Sony announced this week that as of December 31, 2023, subscribers will no longer be able to watch Discovery content they had already paid for and that the content would be deleted from their collections due to “arrangements” about content licensing. The consequence is a lengthy list of shows that, due to corporate agreements, will abruptly end. It’s not uncommon for shows to vanish from streaming services, but in this instance, viewers are losing access to episodes they purchased so they could watch them anytime they wanted.
Subsequently, a large number of customers had their PlayStation Network accounts abruptly banned on Monday. This meant that not only were they unable to access cloud streaming services or play multiplayer games, but they were also unable to access digitally purchased games from Sony’s PlayStation store. Without any fault of their own, impacted consumers who might have spent years assembling a substantial digital library found themselves unexpectedly without access to content they had purchased. Those who were mistakenly banned appear to have had their account access restored by Sony, but the corporation hasn’t provided an explanation or indicated how it might avoid future occurrences of such unforeseen bans. (Sony hasn’t responded to our repeated demands for an explanation.)
The transience of digital “ownership” is not a recent problem. Although purchasing a physical copy of a game from a retail store may be more difficult than downloading and accessing digital content, you are relying on the platform owners to maintain their digital storefronts, the content on those storefronts, and their account systems in order for your access to remain functional.
The recent shutdown of Nintendo’s 3DS and Wii U eShops served as a sobering reminder that businesses control the terms and conditions under which digital material can be purchased.

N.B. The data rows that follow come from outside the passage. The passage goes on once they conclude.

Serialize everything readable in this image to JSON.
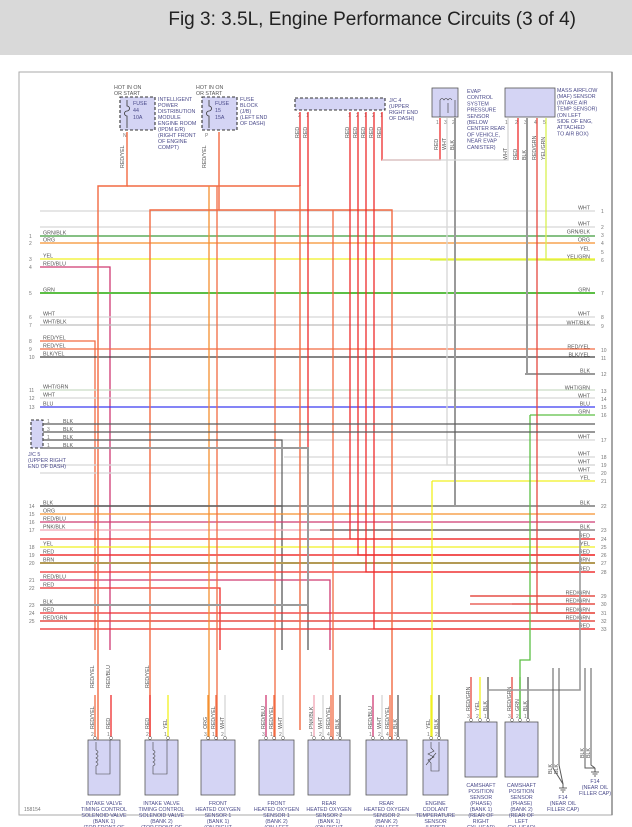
{
  "title": "Fig 3: 3.5L, Engine Performance Circuits (3 of 4)",
  "wire_colors": {
    "RED": "#ee2b2b",
    "ORG": "#f5902f",
    "YEL": "#f0f020",
    "GRN": "#5cbf45",
    "WHT": "#d6d6d6",
    "BLK": "#5a5a5a",
    "BLU": "#3a3af0",
    "BRN": "#b39a55",
    "PNK/BLK": "#f0a4b4",
    "RED/YEL": "#f26a42",
    "RED/BLU": "#cf3a72",
    "RED/GRN": "#e5473f",
    "GRN/BLK": "#3f9a3a",
    "WHT/BLK": "#bdbdbd",
    "BLK/YEL": "#3f3f3f",
    "WHT/GRN": "#c9dcc5",
    "YEL/GRN": "#d8f050",
    "BLK_THICK": "#9a9a9a"
  },
  "left_rows": [
    {
      "n": "1",
      "label": "GRN/BLK"
    },
    {
      "n": "2",
      "label": "ORG"
    },
    {
      "n": "3",
      "label": "YEL"
    },
    {
      "n": "4",
      "label": "RED/BLU"
    },
    {
      "n": "5",
      "label": "GRN"
    },
    {
      "n": "6",
      "label": "WHT"
    },
    {
      "n": "7",
      "label": "WHT/BLK"
    },
    {
      "n": "8",
      "label": "RED/YEL"
    },
    {
      "n": "9",
      "label": "RED/YEL"
    },
    {
      "n": "10",
      "label": "BLK/YEL"
    },
    {
      "n": "11",
      "label": "WHT/GRN"
    },
    {
      "n": "12",
      "label": "WHT"
    },
    {
      "n": "13",
      "label": "BLU"
    },
    {
      "n": "14",
      "label": "BLK"
    },
    {
      "n": "15",
      "label": "ORG"
    },
    {
      "n": "16",
      "label": "RED/BLU"
    },
    {
      "n": "17",
      "label": "PNK/BLK"
    },
    {
      "n": "18",
      "label": "YEL"
    },
    {
      "n": "19",
      "label": "RED"
    },
    {
      "n": "20",
      "label": "BRN"
    },
    {
      "n": "21",
      "label": "RED/BLU"
    },
    {
      "n": "22",
      "label": "RED"
    },
    {
      "n": "23",
      "label": "BLK"
    },
    {
      "n": "24",
      "label": "RED"
    },
    {
      "n": "25",
      "label": "RED/GRN"
    }
  ],
  "right_rows": [
    {
      "n": "1",
      "label": "WHT"
    },
    {
      "n": "2",
      "label": "WHT"
    },
    {
      "n": "3",
      "label": "GRN/BLK"
    },
    {
      "n": "4",
      "label": "ORG"
    },
    {
      "n": "5",
      "label": "YEL"
    },
    {
      "n": "6",
      "label": "YEL/GRN"
    },
    {
      "n": "7",
      "label": "GRN"
    },
    {
      "n": "8",
      "label": "WHT"
    },
    {
      "n": "9",
      "label": "WHT/BLK"
    },
    {
      "n": "10",
      "label": "RED/YEL"
    },
    {
      "n": "11",
      "label": "BLK/YEL"
    },
    {
      "n": "12",
      "label": "BLK"
    },
    {
      "n": "13",
      "label": "WHT/GRN"
    },
    {
      "n": "14",
      "label": "WHT"
    },
    {
      "n": "15",
      "label": "BLU"
    },
    {
      "n": "16",
      "label": "GRN"
    },
    {
      "n": "17",
      "label": "WHT"
    },
    {
      "n": "18",
      "label": "WHT"
    },
    {
      "n": "19",
      "label": "WHT"
    },
    {
      "n": "20",
      "label": "WHT"
    },
    {
      "n": "21",
      "label": "YEL"
    },
    {
      "n": "22",
      "label": "BLK"
    },
    {
      "n": "23",
      "label": "BLK"
    },
    {
      "n": "24",
      "label": "RED"
    },
    {
      "n": "25",
      "label": "YEL"
    },
    {
      "n": "26",
      "label": "RED"
    },
    {
      "n": "27",
      "label": "BRN"
    },
    {
      "n": "28",
      "label": "RED"
    },
    {
      "n": "29",
      "label": "RED/GRN"
    },
    {
      "n": "30",
      "label": "RED/GRN"
    },
    {
      "n": "31",
      "label": "RED/GRN"
    },
    {
      "n": "32",
      "label": "RED/GRN"
    },
    {
      "n": "33",
      "label": "RED"
    }
  ],
  "top": {
    "fuse1": {
      "hot": [
        "HOT IN ON",
        "OR START"
      ],
      "fuse": [
        "FUSE",
        "44",
        "10A"
      ],
      "desc": [
        "INTELLIGENT",
        "POWER",
        "DISTRIBUTION",
        "MODULE",
        "ENGINE ROOM",
        "(IPDM E/R)",
        "(RIGHT FRONT",
        "OF ENGINE",
        "COMPT)"
      ],
      "pin": "N",
      "wire": "RED/YEL"
    },
    "fuse2": {
      "hot": [
        "HOT IN ON",
        "OR START"
      ],
      "fuse": [
        "FUSE",
        "15",
        "15A"
      ],
      "desc": [
        "FUSE",
        "BLOCK",
        "(J/B)",
        "(LEFT END",
        "OF DASH)"
      ],
      "pin": "P",
      "wire": "RED/YEL"
    },
    "jc4": {
      "desc": [
        "J/C 4",
        "(UPPER",
        "RIGHT END",
        "OF DASH)"
      ],
      "pins": [
        {
          "n": "2",
          "wire": "RED"
        },
        {
          "n": "1",
          "wire": "RED"
        },
        {
          "n": "1",
          "wire": "RED"
        },
        {
          "n": "2",
          "wire": "RED"
        },
        {
          "n": "1",
          "wire": "RED"
        },
        {
          "n": "2",
          "wire": "RED"
        },
        {
          "n": "1",
          "wire": "RED"
        }
      ]
    },
    "evap": {
      "desc": [
        "EVAP",
        "CONTROL",
        "SYSTEM",
        "PRESSURE",
        "SENSOR",
        "(BELOW",
        "CENTER REAR",
        "OF VEHICLE,",
        "NEAR EVAP",
        "CANISTER)"
      ],
      "pins": [
        {
          "n": "1",
          "wire": "RED"
        },
        {
          "n": "3",
          "wire": "WHT"
        },
        {
          "n": "2",
          "wire": "BLK"
        }
      ]
    },
    "maf": {
      "desc": [
        "MASS AIRFLOW",
        "(MAF) SENSOR",
        "(INTAKE AIR",
        "TEMP SENSOR)",
        "(ON LEFT",
        "SIDE OF ENG,",
        "ATTACHED",
        "TO AIR BOX)"
      ],
      "pins": [
        {
          "n": "1",
          "wire": "WHT"
        },
        {
          "n": "2",
          "wire": "RED"
        },
        {
          "n": "3",
          "wire": "BLK"
        },
        {
          "n": "4",
          "wire": "RED/GRN"
        },
        {
          "n": "5",
          "wire": "YEL/GRN"
        }
      ]
    }
  },
  "jc5": {
    "desc": [
      "J/C 5",
      "(UPPER RIGHT",
      "END OF DASH)"
    ],
    "pins": [
      {
        "n": "1",
        "wire": "BLK"
      },
      {
        "n": "3",
        "wire": "BLK"
      },
      {
        "n": "1",
        "wire": "BLK"
      },
      {
        "n": "1",
        "wire": "BLK"
      }
    ]
  },
  "components": [
    {
      "desc": [
        "INTAKE VALVE",
        "TIMING CONTROL",
        "SOLENOID VALVE",
        "(BANK 1)",
        "(TOP FRONT OF",
        "RIGHT CYLINDER",
        "HEAD)"
      ],
      "pins": [
        {
          "n": "2",
          "wire": "RED/YEL"
        },
        {
          "n": "1",
          "wire": "RED"
        }
      ],
      "upper": [
        "RED/YEL",
        "RED/BLU"
      ]
    },
    {
      "desc": [
        "INTAKE VALVE",
        "TIMING CONTROL",
        "SOLENOID VALVE",
        "(BANK 2)",
        "(TOP FRONT OF",
        "LEFT CYLINDER",
        "HEAD)"
      ],
      "pins": [
        {
          "n": "2",
          "wire": "RED"
        },
        {
          "n": "1",
          "wire": "YEL"
        }
      ],
      "upper": [
        "RED/YEL"
      ]
    },
    {
      "desc": [
        "FRONT",
        "HEATED OXYGEN",
        "SENSOR 1",
        "(BANK 1)",
        "(ON RIGHT",
        "EXHAUST",
        "MANIFOLD)"
      ],
      "pins": [
        {
          "n": "3",
          "wire": "ORG"
        },
        {
          "n": "1",
          "wire": "RED/YEL"
        },
        {
          "n": "2",
          "wire": "WHT"
        }
      ]
    },
    {
      "desc": [
        "FRONT",
        "HEATED OXYGEN",
        "SENSOR 1",
        "(BANK 2)",
        "(ON LEFT",
        "EXHAUST",
        "MANIFOLD)"
      ],
      "pins": [
        {
          "n": "3",
          "wire": "RED/BLU"
        },
        {
          "n": "1",
          "wire": "RED/YEL"
        },
        {
          "n": "2",
          "wire": "WHT"
        }
      ]
    },
    {
      "desc": [
        "REAR",
        "HEATED OXYGEN",
        "SENSOR 2",
        "(BANK 1)",
        "(ON RIGHT",
        "EXHAUST",
        "DOWNPIPE)"
      ],
      "pins": [
        {
          "n": "1",
          "wire": "PNK/BLK"
        },
        {
          "n": "2",
          "wire": "WHT"
        },
        {
          "n": "4",
          "wire": "RED/YEL"
        },
        {
          "n": "3",
          "wire": "BLK"
        }
      ]
    },
    {
      "desc": [
        "REAR",
        "HEATED OXYGEN",
        "SENSOR 2",
        "(BANK 2)",
        "(ON LEFT",
        "EXHAUST",
        "DOWNPIPE)"
      ],
      "pins": [
        {
          "n": "1",
          "wire": "RED/BLU"
        },
        {
          "n": "2",
          "wire": "WHT"
        },
        {
          "n": "4",
          "wire": "RED/YEL"
        },
        {
          "n": "3",
          "wire": "BLK"
        }
      ]
    },
    {
      "desc": [
        "ENGINE",
        "COOLANT",
        "TEMPERATURE",
        "SENSOR",
        "(UPPER",
        "REAR OF",
        "ENGINE)"
      ],
      "pins": [
        {
          "n": "1",
          "wire": "YEL"
        },
        {
          "n": "2",
          "wire": "BLK"
        }
      ]
    },
    {
      "desc": [
        "CAMSHAFT",
        "POSITION",
        "SENSOR",
        "(PHASE)",
        "(BANK 1)",
        "(REAR OF",
        "RIGHT",
        "CYL HEAD)"
      ],
      "pins": [
        {
          "n": "3",
          "wire": "RED/GRN"
        },
        {
          "n": "2",
          "wire": "YEL"
        },
        {
          "n": "1",
          "wire": "BLK"
        }
      ]
    },
    {
      "desc": [
        "CAMSHAFT",
        "POSITION",
        "SENSOR",
        "(PHASE)",
        "(BANK 2)",
        "(REAR OF",
        "LEFT",
        "CYL HEAD)"
      ],
      "pins": [
        {
          "n": "3",
          "wire": "RED/GRN"
        },
        {
          "n": "2",
          "wire": "GRN"
        },
        {
          "n": "1",
          "wire": "BLK"
        }
      ]
    }
  ],
  "grounds": [
    {
      "label": [
        "F14",
        "(NEAR OIL",
        "FILLER CAP)"
      ],
      "wires": [
        "BLK",
        "BLK"
      ]
    },
    {
      "label": [
        "F14",
        "(NEAR OIL",
        "FILLER CAP)"
      ],
      "wires": [
        "BLK",
        "BLK"
      ]
    }
  ],
  "footer_code": "158154"
}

Although you may still play games you’ve bought on the Wii U and 3DS again, it seems likely that Nintendo will eventually stop allowing you to do so. (After all, it has already planned to stop providing online services for such platforms.) And do you recall when Google closed Stadia?
But because these latest PlayStation instances are abrupt and feel unfair, they are even more frustrating. Sony is allowing customers to view their paid series for the final time before removing them from their library completely in a few weeks with Discovery content. Also, Sony isn’t providing a method for you to move your previous purchases to another retailer or any reimbursement for the games you’ve already purchased. Although most of the PlayStation account suspensions were resolved within a few hours, the incident happened quickly and unexpectedly, and Sony hasn’t released any explanations for why players should still have faith in the platform.
For years, I’ve been fully committed to digital material. I prefer being able to flip between games and films without getting up from the couch, and I dislike the clutter that comes with physical packaging. However, I’m really considering returning to purchasing CDs and cartridges after witnessing an increasing number of corporations remove “purchased” digital content, thereby turning the stuff I buy digitally into long-term rentals.